11

I am interested in knowing about abstract mathematical concepts, tools or methods that have come up in theoretical machine learning. By "abstract" I mean something that is not immediately related to that realm. For instance, a concept from mathematical optimization does not qualify since optimization is directly related to the training of deep networks. In contrast, to me Topological Data Analysis is a non-trivial example of applying algebraic topology to data analysis.

Here are few examples that I have encountered in the literature (all in the context of deep learning).

  1. Betti numbers have been utilized to introduce a complexity measure which could be used for comparing deep and shallow architectures:
    https://www.elen.ucl.ac.be/Proceedings/esann/esannpdf/es2014-44.pdf
  2. A connection between Sharkovsky's Theorem and the expressive power of deep networks: https://arxiv.org/pdf/1912.04378.pdf
  3. An application of Riemannian geometry:
    https://arxiv.org/pdf/1606.05340.pdf
  4. Algebraic geometry naturally comes up in studying neural networks with polynomial activation functions. This paper discusses functional varieties associated with such networks: https://arxiv.org/abs/1905.12207

I find it useful to compile a list of such research works on ML that draw on pure math.

KhashF
  • 2,608
  • Artificial Intelligence SE and Theoretical Computer Science SE are probably better places to ask this question than here. –  Apr 18 '20 at 00:11
  • @nbro it seems to me that the question is math-focussed. – YCor Apr 18 '20 at 00:31
  • @YCor Yes, but learning theory is a central topic in computer science and artificial intelligence. But I agree with you that this question may not be off-topic here. I just think that those other sites may also be appropriate (if not more appropriate) to ask this question. –  Apr 18 '20 at 00:33
  • 1
    Hard to answer it since every example you gave arises as 'naturally' in machine learning as optimization does. – Piyush Grover Apr 18 '20 at 00:33
  • Possibly relevant https://mathoverflow.net/questions/266028/algebraization-of-bayesian-networks – YCor Apr 18 '20 at 00:38
  • Recently, someone asked a similar (although more general) question on AI SE. See What are some resources on computational learning theory?. –  Apr 18 '20 at 00:46
  • @PiyushGrover In that case, please feel free to include anything that you deem appropriate. I am not well versed in ML and I am mostly familiar with deep learning where optimization by gradient descent algorithms is an essential part of the training process. – KhashF Apr 18 '20 at 01:00
  • @nbro The works that I have cited use results from algebraic geometry, algebraic topology and dynamical systems. So I believe that this is the correct forum to ask for similar papers. – KhashF Apr 18 '20 at 01:02
  • @KhashF But your question is still about learning theory, which is an AI topic. It's fine to ask this question here, because here you will find people that know more about algebraic geometry, algebraic topology and dynamical systems, but how many mathematicians care about learning theory? –  Apr 18 '20 at 01:15
  • Related: https://mathoverflow.net/questions/204176/group-theory-in-machine-learning – Alexander Chervov Apr 18 '20 at 09:13

1 Answers1

6

Probably, one the most striking is the "UMAP" (Uniform manifold approximation and projection) - a method of dimensional reduction in machine learning. The authors of the method use CATEGORY THEORY for its discovery. Well, there are certain discussions to what extent category theory is really required, see John Baez blog and references there in, still it is the author's original viewpoint how the method has been discovered. (The algorithm/implementation can be understood without category theory).
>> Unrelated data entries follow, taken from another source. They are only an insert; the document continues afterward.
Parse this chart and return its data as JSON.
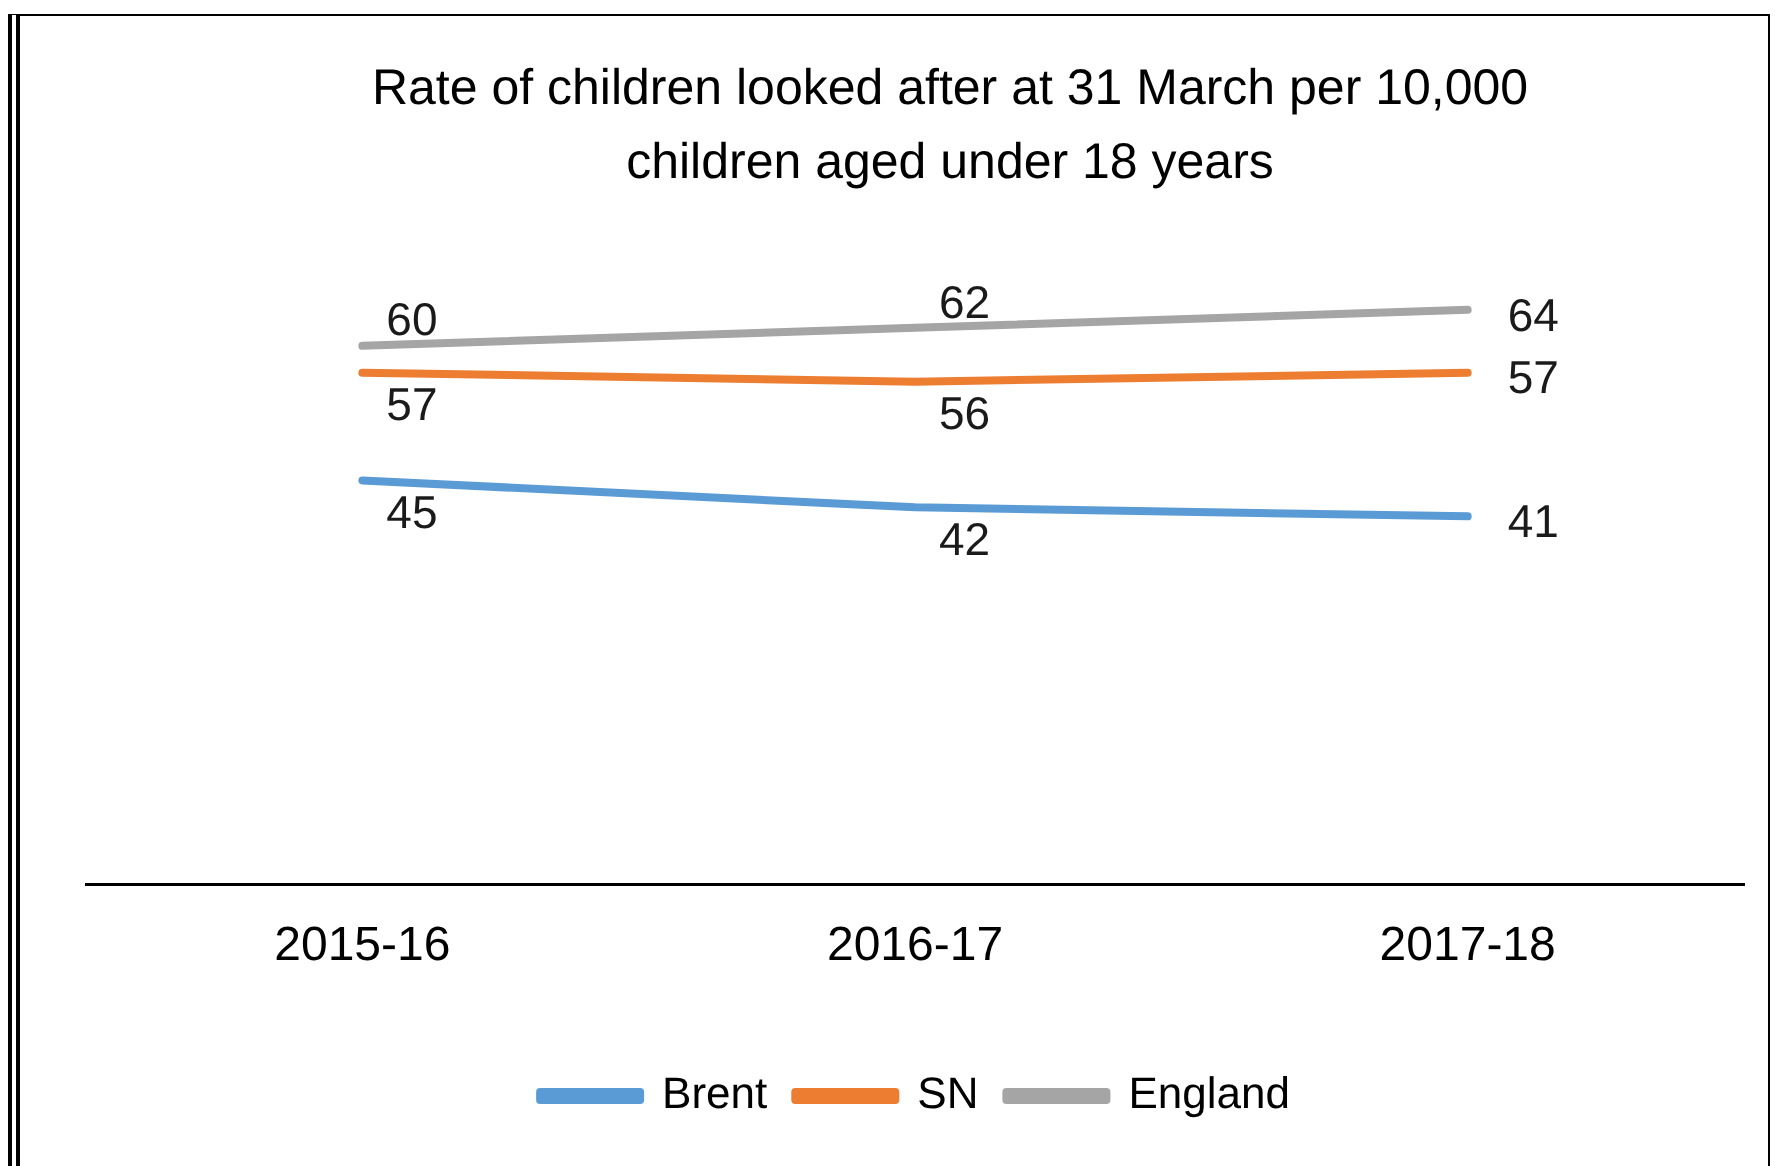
{
  "chart_data": {
    "type": "line",
    "title": "Rate of children looked after at 31 March per 10,000 children aged under 18 years",
    "categories": [
      "2015-16",
      "2016-17",
      "2017-18"
    ],
    "series": [
      {
        "name": "Brent",
        "color": "#5b9bd5",
        "values": [
          45,
          42,
          41
        ]
      },
      {
        "name": "SN",
        "color": "#ed7d31",
        "values": [
          57,
          56,
          57
        ]
      },
      {
        "name": "England",
        "color": "#a5a5a5",
        "values": [
          60,
          62,
          64
        ]
      }
    ],
    "tick_labels": "x",
    "data_labels": true,
    "legend": "bottom",
    "grid": false
  }
}
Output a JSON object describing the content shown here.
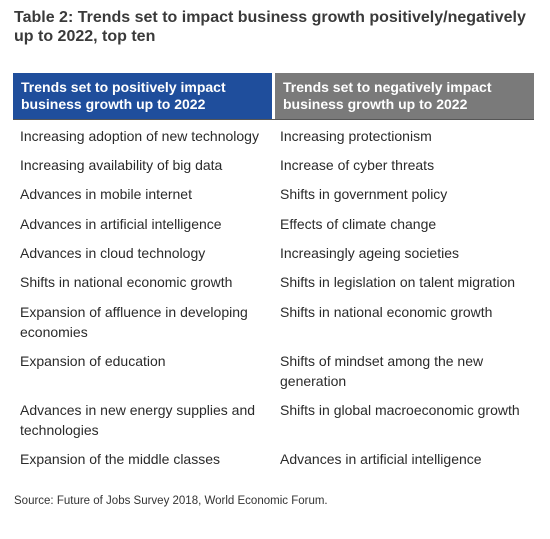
{
  "title": "Table 2: Trends set to impact business growth positively/negatively up to 2022, top ten",
  "headers": {
    "positive": "Trends set to positively impact business growth up to 2022",
    "negative": "Trends set to negatively impact business growth up to 2022"
  },
  "rows": [
    {
      "positive": "Increasing adoption of new technology",
      "negative": "Increasing protectionism"
    },
    {
      "positive": "Increasing availability of big data",
      "negative": "Increase of cyber threats"
    },
    {
      "positive": "Advances in mobile internet",
      "negative": "Shifts in government policy"
    },
    {
      "positive": "Advances in artificial intelligence",
      "negative": "Effects of climate change"
    },
    {
      "positive": "Advances in cloud technology",
      "negative": "Increasingly ageing societies"
    },
    {
      "positive": "Shifts in national economic growth",
      "negative": "Shifts in legislation on talent migration"
    },
    {
      "positive": "Expansion of affluence in developing economies",
      "negative": "Shifts in national economic growth"
    },
    {
      "positive": "Expansion of education",
      "negative": "Shifts of mindset among the new generation"
    },
    {
      "positive": "Advances in new energy supplies and technologies",
      "negative": "Shifts in global macroeconomic growth"
    },
    {
      "positive": "Expansion of the middle classes",
      "negative": "Advances in artificial intelligence"
    }
  ],
  "source": "Source: Future of Jobs Survey 2018, World Economic Forum.",
  "colors": {
    "positive_header": "#1f4e9c",
    "negative_header": "#7a7a7a"
  }
}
The method become quite quickly very popular - gaining 748 citations in two years according to google scholar. And found applications in many fields including bioinformatics (UMAP Nature), as well as capable to produce beautiful images MO355631.

It is similar to previously widely used method - tSNE (T-distributed stochastic neighbor embedding), however, quite often produces better results with less computational efforts, thus beating the predecessor both in quality and speed.

The documentations can be found here: UMAP docs.